Is Juniper on the Gin?

by | Apr 29, 2007

When environmentalists aren’t aping the war on terror (‘you’re either with us or against us‘, not to mention sexing up documents to generate an unwarranted sense of urgency) they can sometimes sound uncannily like the lunatic extremists that the war on terror is supposed to be against.

Take Tony Juniper’s (Executive Director of Friends of the Earth UK) comments in today’s Observer, in an article reporting on a leaked draft of the IPCC WGIII Summary for Policymakers:

Last night Tony Juniper, executive director of the environmental pressure group Friends of the Earth, said far more fundamental lifestyle changes were needed than had been considered by the UN group. ‘Simply replacing one set of technologies with another set of technologies won’t work, especially when there are such big downsides with some of them,’ he said. Nuclear reactors are dangerous and land clearance and chemical pesticides and fertilisers used to grow fuel crops can cause huge environmental damage, he added. ‘Structural change to the economy, behaviour change and culture change – those have to be elements in a world of decarbonisation,’ said Juniper.
 

What is striking about Juniper’s reaction is that he seems happy to welcome the IPCC’s ‘scientific consensus’ when it suits him, but when the IPCC starts developing technological solutions to the problem of climate change, it doesn’t suit him. For Juniper, technology is the cause of the world’s problems. In which case, how could he possibly see it as a solution to them? He doesn’t want technological fixes. After all, they only encourage the root causes of the problem – our decadence. The problem, according to Juniper, is not technical, it is ethical, so it is a point of principle that only ‘fundamental lifestyle changes’ are good enough. In fact, environmentalists are prone to argue this line to the extent that one can be left wondering whether changing the economy, behaviour and culture is a higher priority than actually ‘saving the planet’.
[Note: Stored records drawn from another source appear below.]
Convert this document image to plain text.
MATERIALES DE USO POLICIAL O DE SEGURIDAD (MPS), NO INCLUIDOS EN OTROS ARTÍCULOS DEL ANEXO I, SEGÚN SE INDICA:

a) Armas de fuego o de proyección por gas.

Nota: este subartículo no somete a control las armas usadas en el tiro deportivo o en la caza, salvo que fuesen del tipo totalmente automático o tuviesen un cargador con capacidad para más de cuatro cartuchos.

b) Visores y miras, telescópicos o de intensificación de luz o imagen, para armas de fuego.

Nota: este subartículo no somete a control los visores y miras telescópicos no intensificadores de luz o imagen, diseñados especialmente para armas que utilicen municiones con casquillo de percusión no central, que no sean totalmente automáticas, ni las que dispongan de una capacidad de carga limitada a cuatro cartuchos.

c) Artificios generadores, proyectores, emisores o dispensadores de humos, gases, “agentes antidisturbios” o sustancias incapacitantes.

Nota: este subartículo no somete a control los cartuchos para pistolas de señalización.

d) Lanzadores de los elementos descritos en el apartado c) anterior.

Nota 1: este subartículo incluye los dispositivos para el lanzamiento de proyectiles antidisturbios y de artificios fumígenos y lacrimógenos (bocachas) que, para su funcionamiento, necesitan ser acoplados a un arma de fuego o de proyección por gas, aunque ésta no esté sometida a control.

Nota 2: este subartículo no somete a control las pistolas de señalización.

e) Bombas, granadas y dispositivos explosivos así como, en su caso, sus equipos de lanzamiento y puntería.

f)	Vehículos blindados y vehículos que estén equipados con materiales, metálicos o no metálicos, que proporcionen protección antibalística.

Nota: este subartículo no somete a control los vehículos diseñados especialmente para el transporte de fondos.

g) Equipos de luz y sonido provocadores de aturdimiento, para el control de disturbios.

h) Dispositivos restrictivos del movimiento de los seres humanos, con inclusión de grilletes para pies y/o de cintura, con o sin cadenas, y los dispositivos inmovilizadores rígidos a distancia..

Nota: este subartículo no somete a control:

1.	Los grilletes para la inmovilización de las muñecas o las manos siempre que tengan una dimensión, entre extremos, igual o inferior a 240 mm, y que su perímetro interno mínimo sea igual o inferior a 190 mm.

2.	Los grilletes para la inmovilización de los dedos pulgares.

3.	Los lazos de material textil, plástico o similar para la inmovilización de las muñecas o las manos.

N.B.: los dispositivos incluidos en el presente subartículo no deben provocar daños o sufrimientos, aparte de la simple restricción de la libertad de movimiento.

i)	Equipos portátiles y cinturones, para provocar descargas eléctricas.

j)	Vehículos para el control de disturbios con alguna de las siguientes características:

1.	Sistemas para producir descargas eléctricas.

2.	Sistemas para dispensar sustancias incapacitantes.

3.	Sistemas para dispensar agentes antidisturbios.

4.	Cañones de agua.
Compare Juniper’s view of the industrial world to that of Theodore Kaczynski (aka the Unabomber)…

The Industrial Revolution and its consequences have been a disaster for the human race. They have greatly increased the life-expectancy of those of us who live in “advanced” countries, but they have destabilized society, have made life unfulfilling, have subjected human beings to indignities, have led to widespread psychological suffering (in the Third World to physical suffering as well) and have inflicted severe damage on the natural world. The continued development of technology will worsen the situation… But we do outline in a very general way the measures that those who hate the industrial system should take in order to prepare the way for a revolution against that form of society. This is not to be a POLITICAL revolution. Its object will be to overthrow not governments but the economic and technological basis of the present society
 

There are, of course, still important differences between Juniper and Kaczynski. First, Friends of the Earth aren’t trying to bomb us into submission. Also, in stark contrast to Kaczynski, Juniper calls for the government to implement the regulation of lifestyle, economics and culture that he demands. In this respect, Juniper is apparently advocating a return not only to a pre-technological society, but to political medievalism. Juniper is apparently more Taliban than Unabomber.
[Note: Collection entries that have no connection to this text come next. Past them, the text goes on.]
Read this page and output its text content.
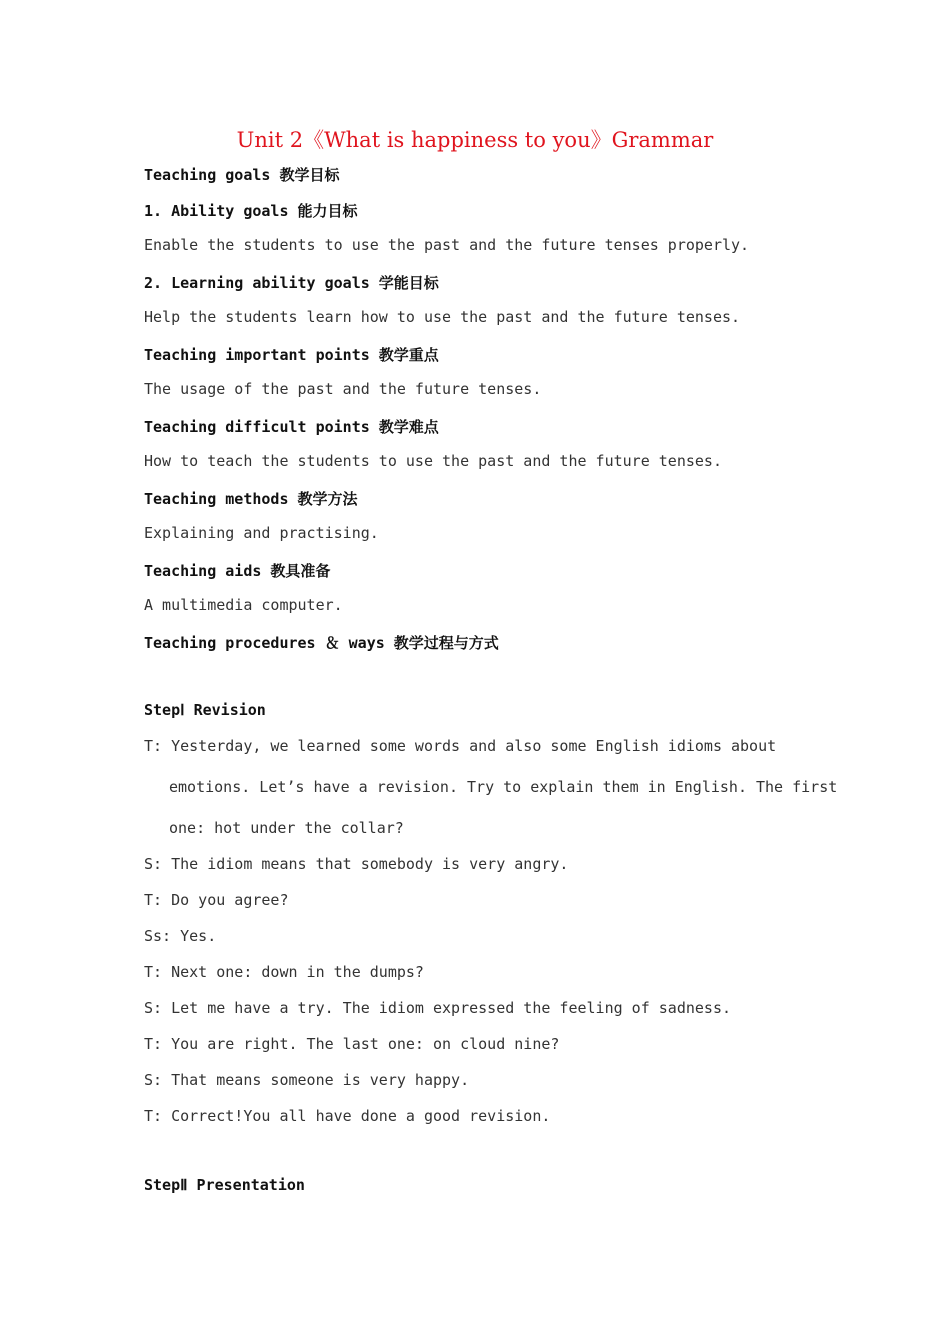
Unit 2《What is happiness to you》Grammar
Teaching goals 教学目标
1. Ability goals 能力目标
Enable the students to use the past and the future tenses properly.
2. Learning ability goals 学能目标
Help the students learn how to use the past and the future tenses.
Teaching important points 教学重点
The usage of the past and the future tenses.
Teaching difficult points 教学难点
How to teach the students to use the past and the future tenses.
Teaching methods 教学方法
Explaining and practising.
Teaching aids 教具准备
A multimedia computer.
Teaching procedures ＆ ways 教学过程与方式
StepⅠ Revision
T: Yesterday, we learned some words and also some English idioms about
emotions. Let’s have a revision. Try to explain them in English. The first
one: hot under the collar?
S: The idiom means that somebody is very angry.
T: Do you agree?
Ss: Yes.
T: Next one: down in the dumps?
S: Let me have a try. The idiom expressed the feeling of sadness.
T: You are right. The last one: on cloud nine?
S: That means someone is very happy.
T: Correct!You all have done a good revision.
StepⅡ Presentation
Just as the Taliban arrested people in possession of music, televisions and radios for their corrupting influence on society’s relationship with God, Juniper imagines engineered solutions to climate change to be corrupting our relationship with nature. This isn’t a view of humanity that can be sustained by science. Indeed, it is inherently anti-science, which is why Juniper has to drop the ‘science’ as soon as starts to challenge his ‘ethical’ perspective. In his vision, the state monitors our behaviour, regulates consumption and oversees material sacrifice.

Given that the environmentalists oscillate so easily between the rhetoric of the White House and cave-dwelling Luddites, perhaps they should go off and have a war with themselves and leave the rest of us to work out how best to proceed toward an uncertain future.